Published April 2017 by St. Martin's Press
Source: checked out from my local library
As a bilingual bestselling novelist with a mixed Franco-British bloodline and a host of eminent forebears, Tatiana de Rosnay is the perfect candidate to write a biography of Daphne du Maurier. As an eleven-year-old de Rosnay read and reread Rebecca, becoming a lifelong devotee of Du Maurier’s fiction.
Now de Rosnay pays homage to the writer who influenced her so deeply, following Du Maurier from a shy seven-year-old, a rebellious sixteen-year-old, a twenty-something newlywed, and finally a cantankerous old lady. With a rhythm and intimacy to its prose characteristic of all de Rosnay’s works, Manderley Forever is a vividly compelling portrait and celebration of an intriguing, hugely popular and (at the time) critically underrated writer.
I love Daphne du Maurier's Rebecca; it's one of the few books I've reread.

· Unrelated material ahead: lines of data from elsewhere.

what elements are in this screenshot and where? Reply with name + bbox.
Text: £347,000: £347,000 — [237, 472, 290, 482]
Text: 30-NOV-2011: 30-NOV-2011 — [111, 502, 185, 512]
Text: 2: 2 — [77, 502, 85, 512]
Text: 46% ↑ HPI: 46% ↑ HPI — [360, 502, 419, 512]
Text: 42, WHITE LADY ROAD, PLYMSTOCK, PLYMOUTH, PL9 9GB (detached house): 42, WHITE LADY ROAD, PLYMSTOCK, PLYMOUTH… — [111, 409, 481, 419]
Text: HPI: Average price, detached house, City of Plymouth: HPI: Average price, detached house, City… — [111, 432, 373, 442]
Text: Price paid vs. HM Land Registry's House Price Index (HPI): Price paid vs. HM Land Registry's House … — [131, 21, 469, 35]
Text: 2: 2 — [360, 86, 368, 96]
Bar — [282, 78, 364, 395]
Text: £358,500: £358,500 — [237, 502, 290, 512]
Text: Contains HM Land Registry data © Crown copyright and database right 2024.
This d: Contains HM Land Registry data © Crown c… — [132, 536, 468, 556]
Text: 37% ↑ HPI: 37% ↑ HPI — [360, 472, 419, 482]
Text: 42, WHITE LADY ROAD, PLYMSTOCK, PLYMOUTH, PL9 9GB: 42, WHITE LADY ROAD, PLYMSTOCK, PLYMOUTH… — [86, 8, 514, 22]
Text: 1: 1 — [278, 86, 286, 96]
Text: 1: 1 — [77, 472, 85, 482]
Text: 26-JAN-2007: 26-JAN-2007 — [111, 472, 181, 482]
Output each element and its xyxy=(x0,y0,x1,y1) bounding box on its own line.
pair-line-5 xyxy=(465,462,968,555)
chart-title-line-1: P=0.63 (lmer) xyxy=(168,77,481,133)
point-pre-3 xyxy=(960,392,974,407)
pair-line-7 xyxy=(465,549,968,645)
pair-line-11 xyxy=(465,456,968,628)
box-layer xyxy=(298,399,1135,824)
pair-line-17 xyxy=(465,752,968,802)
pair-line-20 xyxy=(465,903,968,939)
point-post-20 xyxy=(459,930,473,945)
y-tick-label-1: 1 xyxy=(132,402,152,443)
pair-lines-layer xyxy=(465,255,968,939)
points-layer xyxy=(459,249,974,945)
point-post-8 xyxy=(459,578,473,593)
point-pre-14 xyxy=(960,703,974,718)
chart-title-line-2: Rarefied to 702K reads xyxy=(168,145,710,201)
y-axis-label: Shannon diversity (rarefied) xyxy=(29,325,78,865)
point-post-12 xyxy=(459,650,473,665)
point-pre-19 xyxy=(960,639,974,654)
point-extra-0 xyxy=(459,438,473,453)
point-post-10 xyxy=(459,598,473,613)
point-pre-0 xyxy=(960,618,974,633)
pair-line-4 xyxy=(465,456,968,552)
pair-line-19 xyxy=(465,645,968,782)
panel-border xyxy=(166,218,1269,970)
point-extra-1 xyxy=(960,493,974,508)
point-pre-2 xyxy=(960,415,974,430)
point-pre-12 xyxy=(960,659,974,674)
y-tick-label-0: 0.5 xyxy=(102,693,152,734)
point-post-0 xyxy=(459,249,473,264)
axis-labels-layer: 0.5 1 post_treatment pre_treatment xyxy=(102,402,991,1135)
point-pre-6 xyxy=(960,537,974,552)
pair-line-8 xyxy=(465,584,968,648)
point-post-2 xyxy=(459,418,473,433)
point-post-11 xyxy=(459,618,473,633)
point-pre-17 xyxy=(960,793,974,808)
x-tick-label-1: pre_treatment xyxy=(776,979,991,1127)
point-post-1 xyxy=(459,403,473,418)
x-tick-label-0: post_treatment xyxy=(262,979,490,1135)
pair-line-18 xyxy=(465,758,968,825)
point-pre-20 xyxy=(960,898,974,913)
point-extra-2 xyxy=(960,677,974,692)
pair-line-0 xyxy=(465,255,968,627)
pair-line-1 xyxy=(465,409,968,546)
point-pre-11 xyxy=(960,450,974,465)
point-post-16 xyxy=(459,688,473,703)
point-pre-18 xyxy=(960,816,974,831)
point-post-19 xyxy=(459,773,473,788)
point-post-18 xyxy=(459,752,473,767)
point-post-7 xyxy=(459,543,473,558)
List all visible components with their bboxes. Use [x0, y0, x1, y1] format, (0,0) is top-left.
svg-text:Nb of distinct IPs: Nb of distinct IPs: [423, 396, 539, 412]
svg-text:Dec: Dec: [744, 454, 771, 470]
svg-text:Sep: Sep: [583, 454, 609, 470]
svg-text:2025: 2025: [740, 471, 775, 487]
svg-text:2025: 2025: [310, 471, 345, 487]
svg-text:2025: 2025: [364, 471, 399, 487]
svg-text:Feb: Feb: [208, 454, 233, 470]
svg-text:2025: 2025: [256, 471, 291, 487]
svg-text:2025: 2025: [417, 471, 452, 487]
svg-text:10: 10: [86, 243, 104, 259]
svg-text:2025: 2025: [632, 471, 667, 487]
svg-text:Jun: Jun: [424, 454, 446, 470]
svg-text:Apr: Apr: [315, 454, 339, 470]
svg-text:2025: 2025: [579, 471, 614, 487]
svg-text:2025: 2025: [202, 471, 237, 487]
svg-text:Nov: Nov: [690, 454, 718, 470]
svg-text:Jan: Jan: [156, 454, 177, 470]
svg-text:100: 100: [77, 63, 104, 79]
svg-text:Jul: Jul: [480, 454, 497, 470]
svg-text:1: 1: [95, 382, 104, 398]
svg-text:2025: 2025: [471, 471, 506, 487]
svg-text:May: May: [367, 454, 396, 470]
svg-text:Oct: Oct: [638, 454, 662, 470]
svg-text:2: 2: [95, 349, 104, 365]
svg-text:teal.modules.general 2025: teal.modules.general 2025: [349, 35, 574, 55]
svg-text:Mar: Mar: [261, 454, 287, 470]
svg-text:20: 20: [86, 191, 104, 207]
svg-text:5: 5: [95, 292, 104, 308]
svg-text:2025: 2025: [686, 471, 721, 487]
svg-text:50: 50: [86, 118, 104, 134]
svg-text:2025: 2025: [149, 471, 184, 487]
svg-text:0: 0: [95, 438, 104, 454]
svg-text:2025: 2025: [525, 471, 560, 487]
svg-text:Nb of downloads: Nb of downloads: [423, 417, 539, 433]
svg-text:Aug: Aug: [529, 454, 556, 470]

But, strangely, I've never read any of her other books, despite having a couple of them on my bookshelves. In fact, I had no idea how prolific du Maurier had been nor how versatile she had been, writing everything from her own autobiography and biographies to shocking short stories (she penned The Birds, on which the Alfred Hitchcock movie is based) and novels of all sorts. Rebecca is, of course, her most famous, the book that made her an international sensation. But it was also the book that she grew to regret writing. Her notoriety impinged on her wish for privacy and set a standard she was never able to reach again, despite having great success.
If you've been here long, you'll have notice that when I reference Kirkus Reviews, it's generally because they tend to be so harsh on books and I rarely agree with them. This book is the except. To my opinion for their review, not their opinion of the book. I can't speak to how well researched this book is - certainly De Rosnay has amassed a lot of information about du Maurier and her life and I did learn a tremendous amount. But according to Kirkus Reviews, she hasn't broken any new ground, just reframed the information that was already available. De Rosnay writes the book in present tense, in an effort, she says, to make the book feel more intimate. But for me (and Kirkus Reviews), it didn't work. I found it really disconcerting. It also felt like De Rosnay wanted to cram in every detail she found about Du Maurier, often inserting details or paragraphs that added nothing to the topic at hand. For example, in Du Maurier's early life, she devotedly wrote in her journal and much of the early part of the book felt very much like De Rosnay was taking pieces straight from the journals rather than giving readers a full picture.
Du Maurier did live a fascinating live and was surrounded by so many well-known people. The brothers Llewlyn Davies, the inspiration for J. M. Barrie's Peter Pan, were her cousins and Barrie, himself, was an intimate of the family through both the theater (Du Maurier's father was a famous actor) and his role as guardian of the Llewelyn Davies brothers after their parents' deaths. Du Maurier's husband worked directly with both Prince Philip and Queen Elizabeth and both visited Du Maurier's home. Du Maurier traveled extensively, most often to her beloved France which called to her because of her connection with the country through her ancestors. De Rosnay does best when she is describing Du Maurier's trips to France; other destinations are little more than a postcard home. And we are reminded, again and again, that Du Maurier preferred wearing slacks and a cardigan to dresses. Perhaps that was done as a reminder (although there were plenty of other, better, reminders) of the boy that Du Maurier felt lived inside her.
To her credit, De Rosnay doesn't shy aware from showing Du Maurier's warts, including Du Maurier's failure as a mother to her daughters for much of their formative years and her selfishness in refusing to live with her husband most of their marriage as his career kept him away from the places she wanted to be. Du Maurier was certainly a woman of passions. When she wrote, her passion for writing took precedence over all else and when she loved, she could think of little else. In the end, she died as much from an inability to find the muse any longer as she did from age or the depression that plagued her family.
To be fair to the book, Kirkus Reviews and I seem to be in the minority; there are plenty of positive reviews for this book. Du Maurier's daughter, in fact, seems to feel De Rosnay has captured her mother. So take my thoughts for what their worth and, if you're interested in this one, look at other reviews before you write this one off.